25. The court, therefore, finds no fault with the order of the trial court directing a refund of the purchase price which is a statutory remedy provided for under Section 7 of the Land Control Act (Cap. 302).  It was a measure which was taken perfectly in consonance with the overriding objectives of providing just, expeditious, proportionate and affordable resolution of disputes.  It would have been utterly unjust to allow the Appellant to keep both the land and the purchase price.  It would have been expensive and time consuming to let the Respondent to file a fresh suit for recovery of the purchase price.  Accordingly, the 3rd issue is answered in the negative.

d. Whether the appeal should be allowed

26. The 4th issue is whether the appeal should be allowed as prayed by the Appellant.  The court has found no fault with the judgement of the trial court on the basis of the grounds set forth in the memorandum of appeal.  The court has also found against the Appellant on the key issues which were framed for determination.  It would, therefore, follow that there is no merit in the appeal hence the Appellant is not entitled to the reliefs sought.  The 4th issue is accordingly answered in the negative.

G. COSTS OF THE APPEAL

27. The 5th issue is on costs of the appeal.  Although costs of an action or proceeding are at the discretion of the court, the general rule is that costs shall follow the event in accordance with the proviso to section 27 of the Civil Procedure Act (Cap 21).  A successful party should ordinarily be awarded costs of an action unless the court, for good reason, directs otherwise.  See Hussein Janmohammed & Sons Vs Twentsche Overseas Trading Co. Ltd [1967] EA 287. There is no good reason why the successful party herein should not be awarded costs of the suit.  Accordingly, the Respondent shall be awarded costs of the appeal.
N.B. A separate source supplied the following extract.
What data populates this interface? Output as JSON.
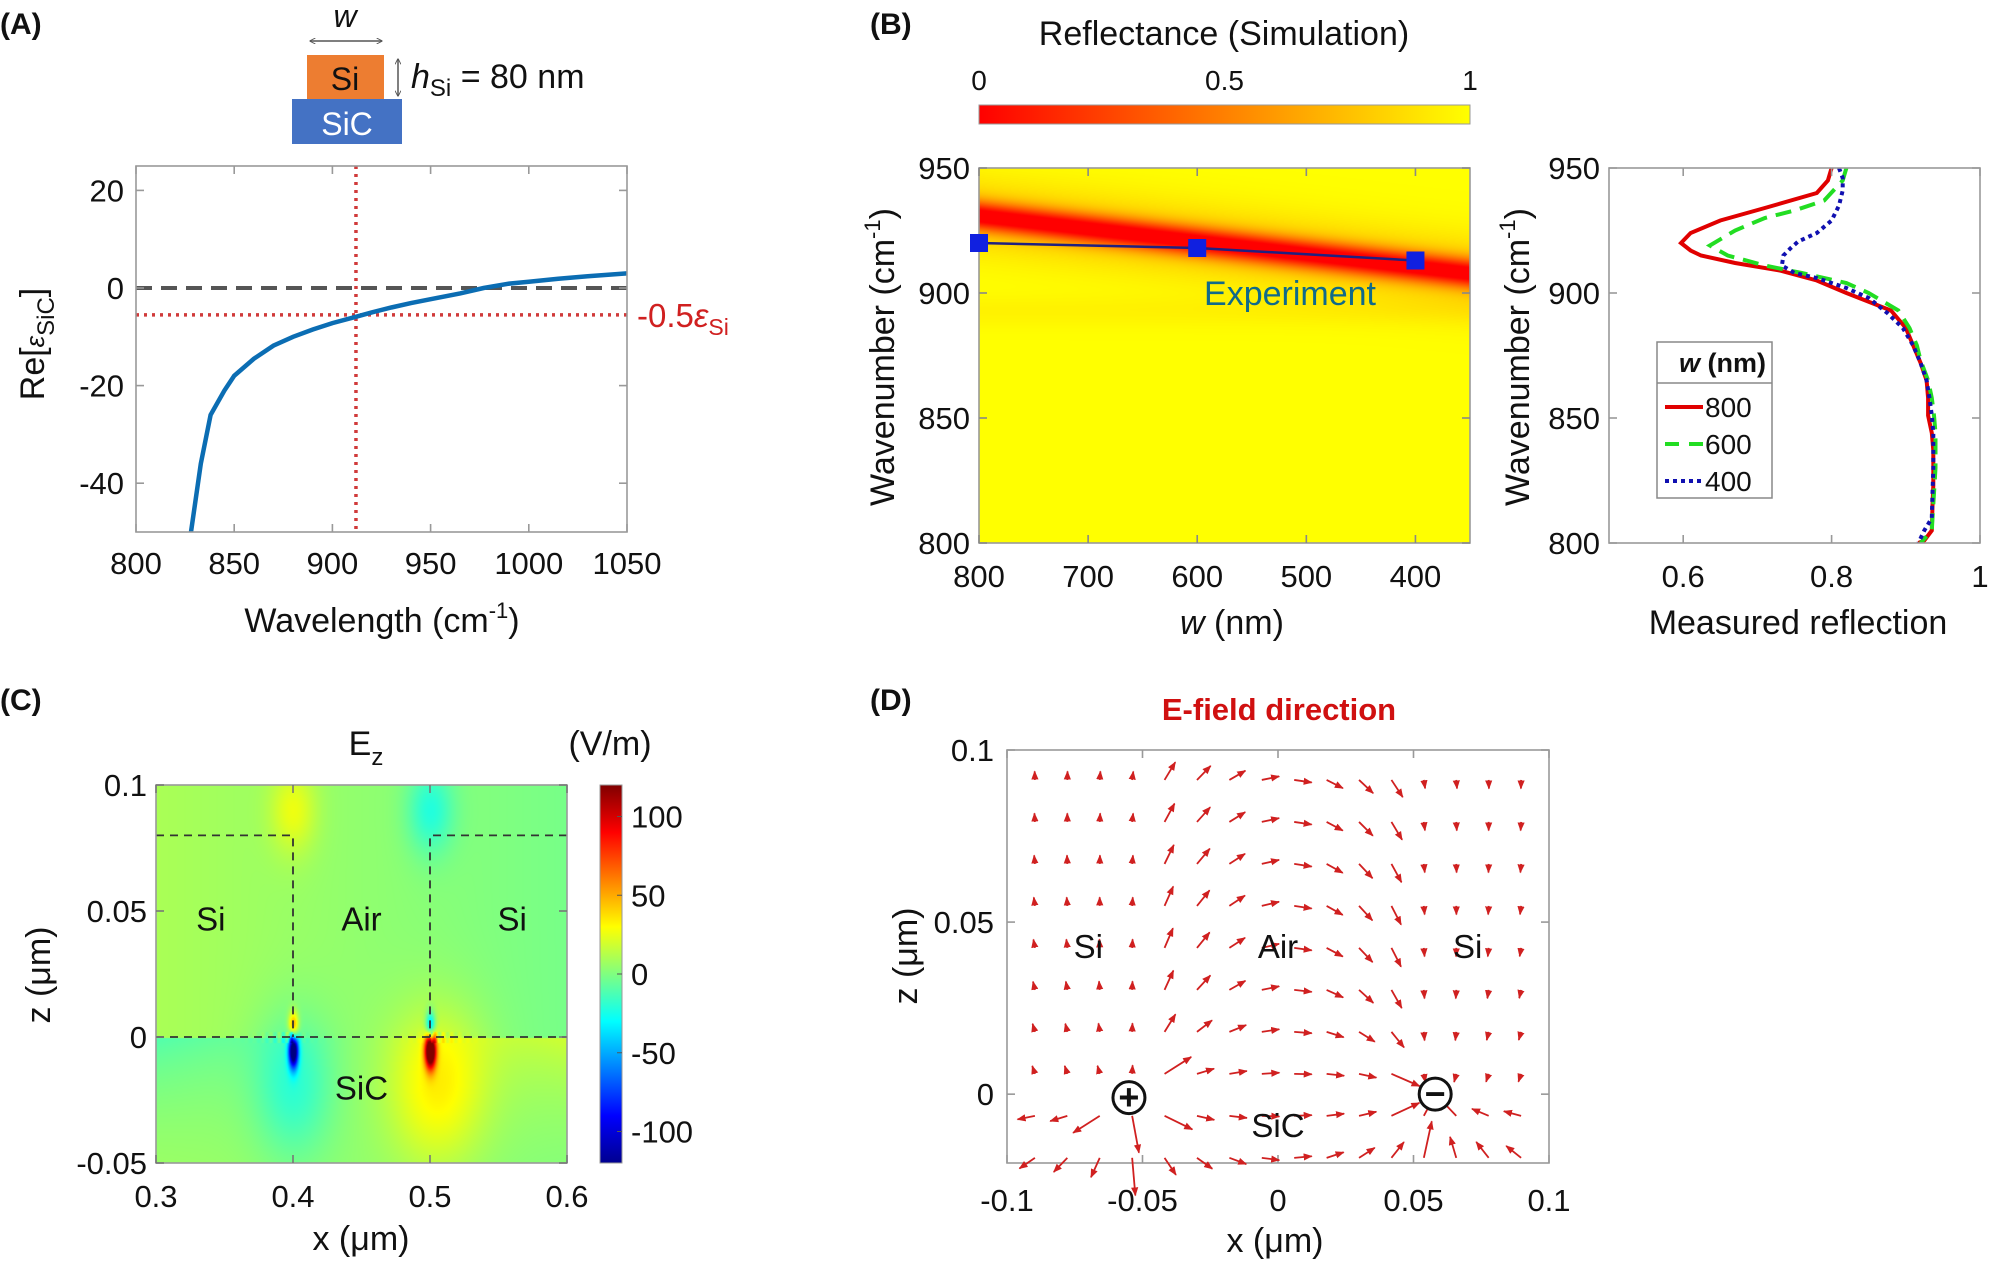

H. CONCLUSION AND DISPOSAL ORDERS

28. The upshot of the foregoing is that the court finds no merit in the appeal.  Consequently, the same is hereby dismissed in its entirety with costs to the Respondent.  It is so decided.

JUDGEMENT DATED and SIGNED in Chambers at EMBU this 28TH DAY of MAY 2020. Judgement delivered via zoom platform in the presence of Ms. Mukami for the Appellant and in the absence of the Respondent.